The decision to review a case out of Missouri should tell officers across the U.S. that the legal system will scrutinize these cases even more moving forward.

DENVER — When the United States Supreme Court decided this week to revive a little-discussed civil rights case against the city of St. Louis, it effectively sent a message to law enforcement officers across the country, according to one of the attorneys who asked the Court to review the case.   

The case of Lombardo v. St. Louis hinges on the issue of prolonged prone restraint. In 2015, Nicholas Gilbert died inside a St. Louis jail after, according to a lawsuit filed on behalf of his mother, officers piled on top of the handcuffed man.

9Wants to Know has identified 121 people who died following so-called prone restraint. Gilbert is number 59 on our list.

RELATED: PRONE: At least 121 people across the U.S. have died while held prone by officers. Why?

RELATED: Law enforcement has ignored decades of warnings — and more people are continuing to die

Monday, the U.S. Supreme Court, in an unsigned opinion, sent Lombardo v. St. Louis back to the 8th Circuit Court of Appeals for additional review. The decision represents a victory of sorts for the team of attorneys who fought to get the Court to review the case that had been tossed by the 8th Circuit.

Justices mentioned, in the four-page opinion, that there is “a well-known police guidance recommending that officers get a subject off his stomach as soon as he is handcuffed because of that risk.”

It’s really the first time the Court has waded into the subject that 9Wants to Know spent 18 months looking into.

9Wants to Know found a pattern of deaths across the United States that mirrored the well-known death of George Floyd in Minnesota last year.

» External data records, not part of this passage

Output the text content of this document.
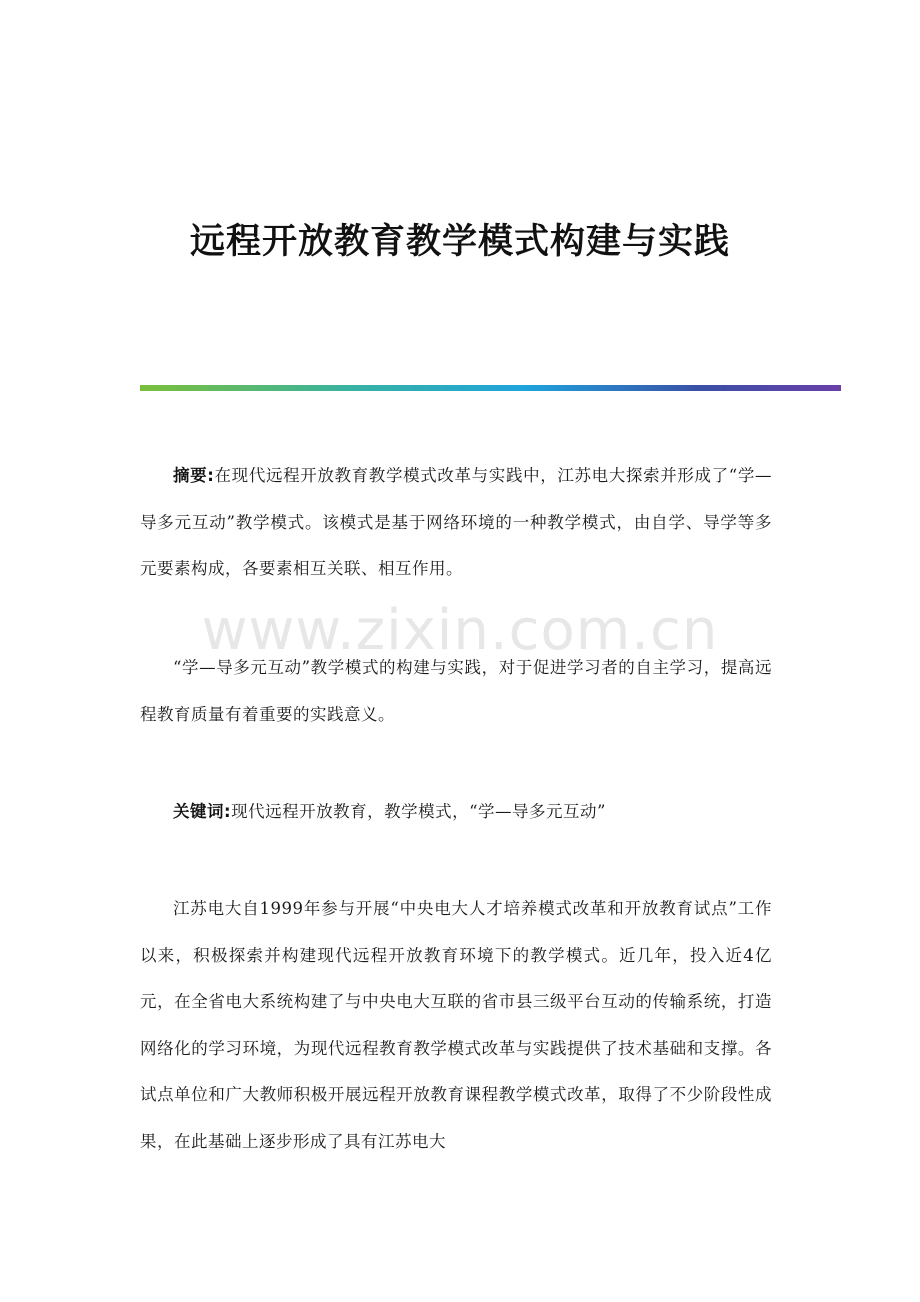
远程开放教育教学模式构建与实践

摘要:在现代远程开放教育教学模式改革与实践中，江苏电大探索并形成了“学—导多元互动”教学模式。该模式是基于网络环境的一种教学模式，由自学、导学等多元要素构成，各要素相互关联、相互作用。

www.zixin.com.cn

“学—导多元互动”教学模式的构建与实践，对于促进学习者的自主学习，提高远程教育质量有着重要的实践意义。

关键词:现代远程开放教育，教学模式，“学—导多元互动”

江苏电大自1999年参与开展“中央电大人才培养模式改革和开放教育试点”工作以来，积极探索并构建现代远程开放教育环境下的教学模式。近几年，投入近4亿元，在全省电大系统构建了与中央电大互联的省市县三级平台互动的传输系统，打造网络化的学习环境，为现代远程教育教学模式改革与实践提供了技术基础和支撑。各试点单位和广大教师积极开展远程开放教育课程教学模式改革，取得了不少阶段性成果，在此基础上逐步形成了具有江苏电大
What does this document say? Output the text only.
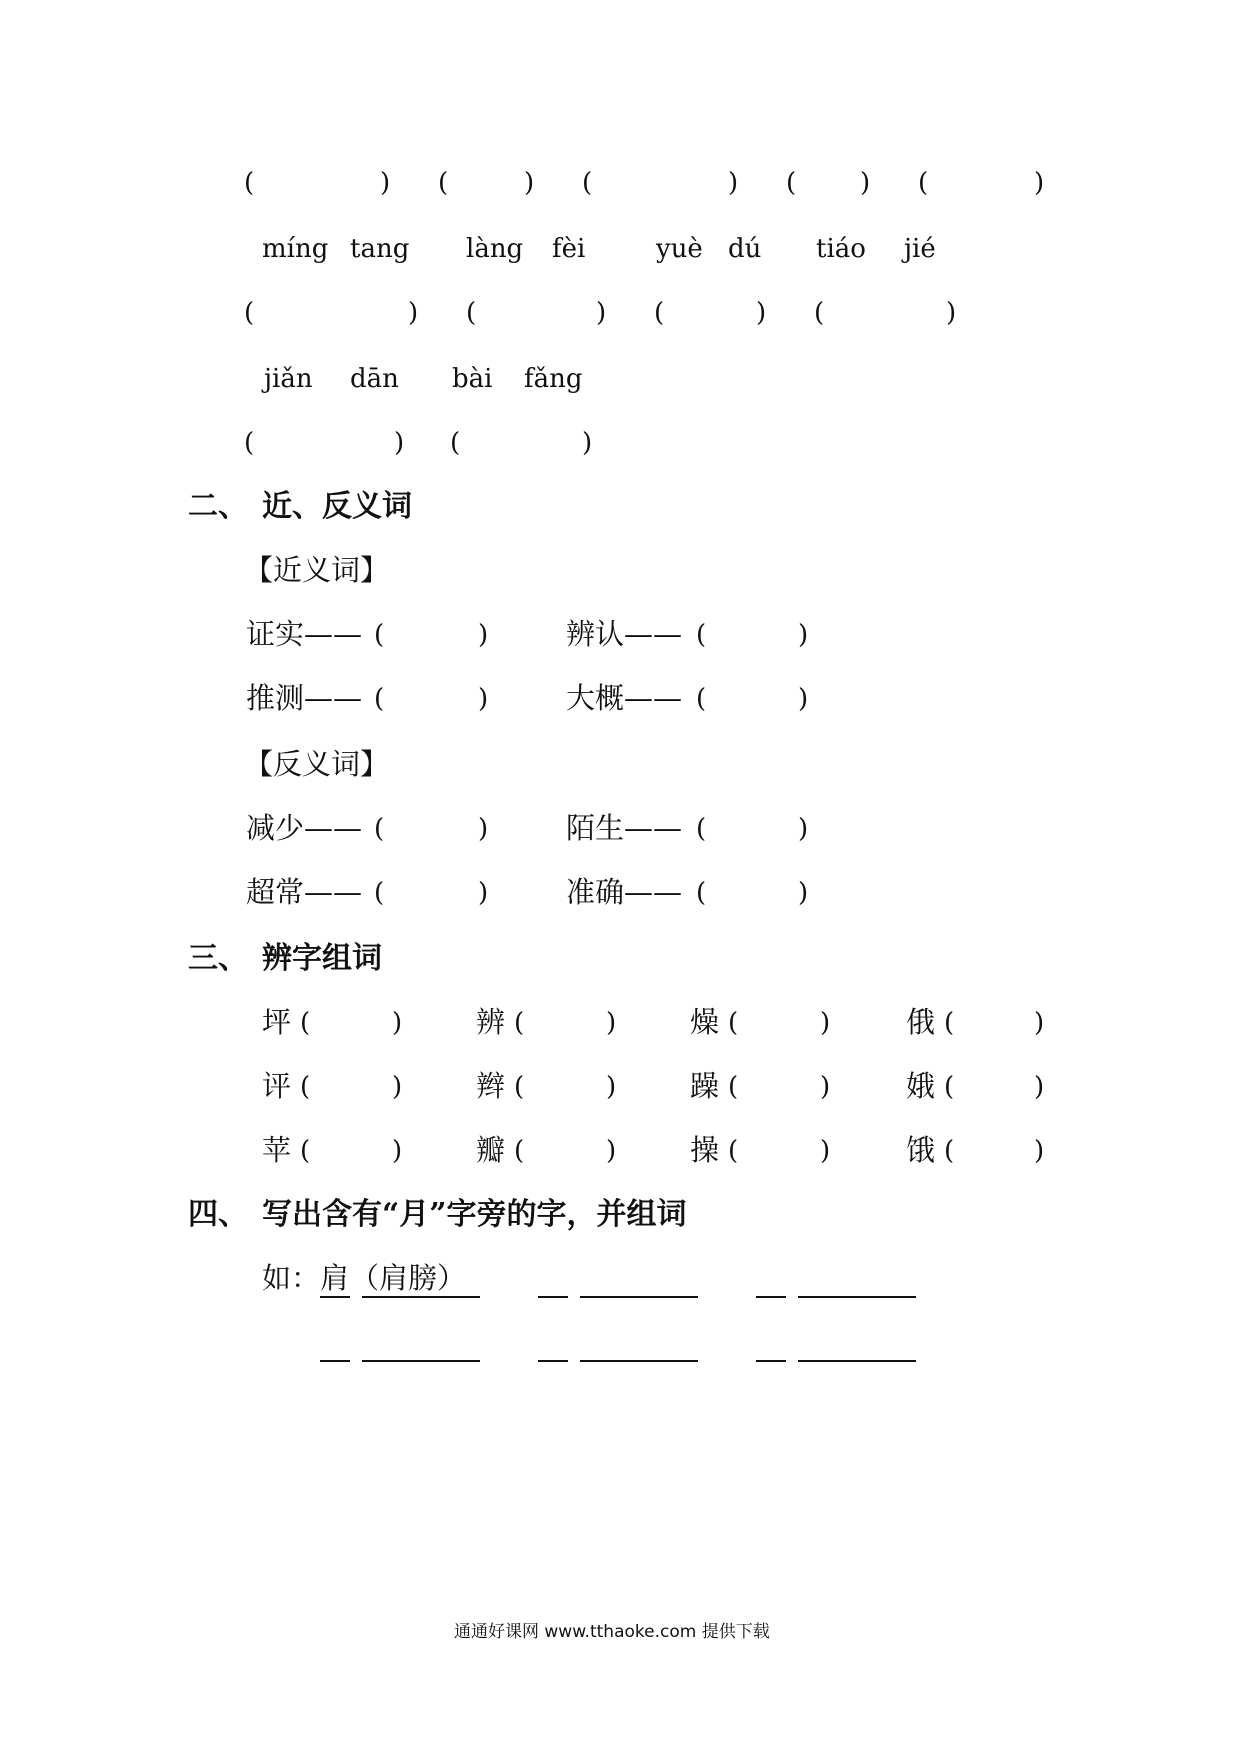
(	) (	) (	) ( ) (	)
míng tang làng fèi	yuè dú tiáo jié
(	) (	) (	) (	)
jiǎn dān bài fǎng
(	) (	)
二、 近、反义词
【近义词】
证实—— (	)	辨认—— (	)
推测—— (	)	大概—— (	)
【反义词】
减少—— (	)	陌生—— (	)
超常—— (	)	准确—— (	)
三、 辨字组词
坪 (	)	辨 (	)	燥 (	)	俄 (	)
评 (	)	辫 (	)	躁 (	)	娥 (	)
苹 (	)	瓣 (	)	操 (	)	饿 (	)
四、 写出含有“月”字旁的字，并组词
如： 肩 （肩膀）
通通好课网 www.tthaoke.com 提供下载
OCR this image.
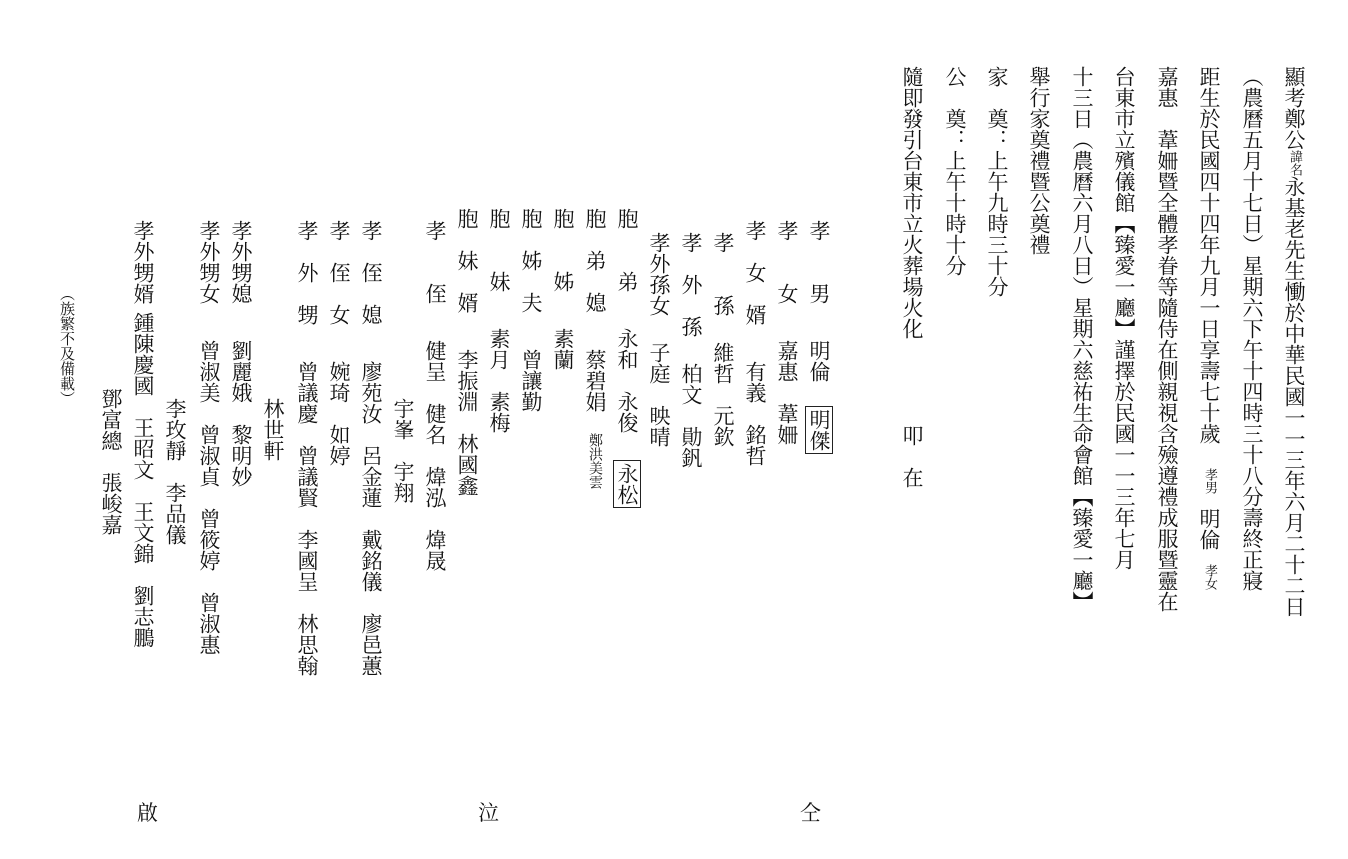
顯考鄭公諱名永基老先生慟於中華民國一一三年六月二十二日
（農曆五月十七日）星期六下午十四時三十八分壽終正寢
距生於民國四十四年九月一日享壽七十歲孝男明倫孝女
嘉惠　葦姍暨全體孝眷等隨侍在側親視含殮遵禮成服暨靈在
台東市立殯儀館【臻愛一廳】謹擇於民國一一三年七月
十三日（農曆六月八日）星期六慈祐生命會館【臻愛一廳】
舉行家奠禮暨公奠禮
家　奠：上午九時三十分
公　奠：上午十時十分
隨即發引台東市立火葬場火化叩　在
孝　　男明倫明傑
孝　　女嘉惠　葦姍
孝　女　婿有義　銘哲
孝　　孫維哲　元欽
孝　外　孫柏文　勛釩
孝外孫女子庭　映晴
胞　　弟永和　永俊　永松
胞　弟　媳蔡碧娟　鄭洪美雲
胞　　姊素蘭
胞　姊　夫曾讓勤
胞　　妹素月　素梅
胞　妹　婿李振淵　林國鑫
孝　　侄健呈　健名　煒泓　煒晟
宇峯　宇翔
孝　侄　媳廖苑汝　呂金蓮　戴銘儀　廖邑蕙
孝　侄　女婉琦　如婷
孝　外　甥曾議慶　曾議賢　李國呈　林思翰
林世軒
孝外甥媳劉麗娥　黎明妙
孝外甥女曾淑美　曾淑貞　曾筱婷　曾淑惠
李玫靜　李品儀
孝外甥婿鍾陳慶國　王昭文　王文錦　劉志鵬
鄧富總　張峻嘉
（族繁不及備載）
啟	泣	仝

In 1995, the U.S. Department of Justice warned officers of the potentially deadly consequences of prolonged prone restraint as it urged officers to get off the backs of an arrestee once that person is handcuffed.

Attorney Jon Taylor, who asked the Court to review the case, told 9Wants to Know the Supreme Court’s decision effectively tells officers that the legal system will add an additional layer of scrutiny to their claims to dismiss similar cases.

“There’s no denying that this will send a message to lower courts and law enforcement alike,” he said.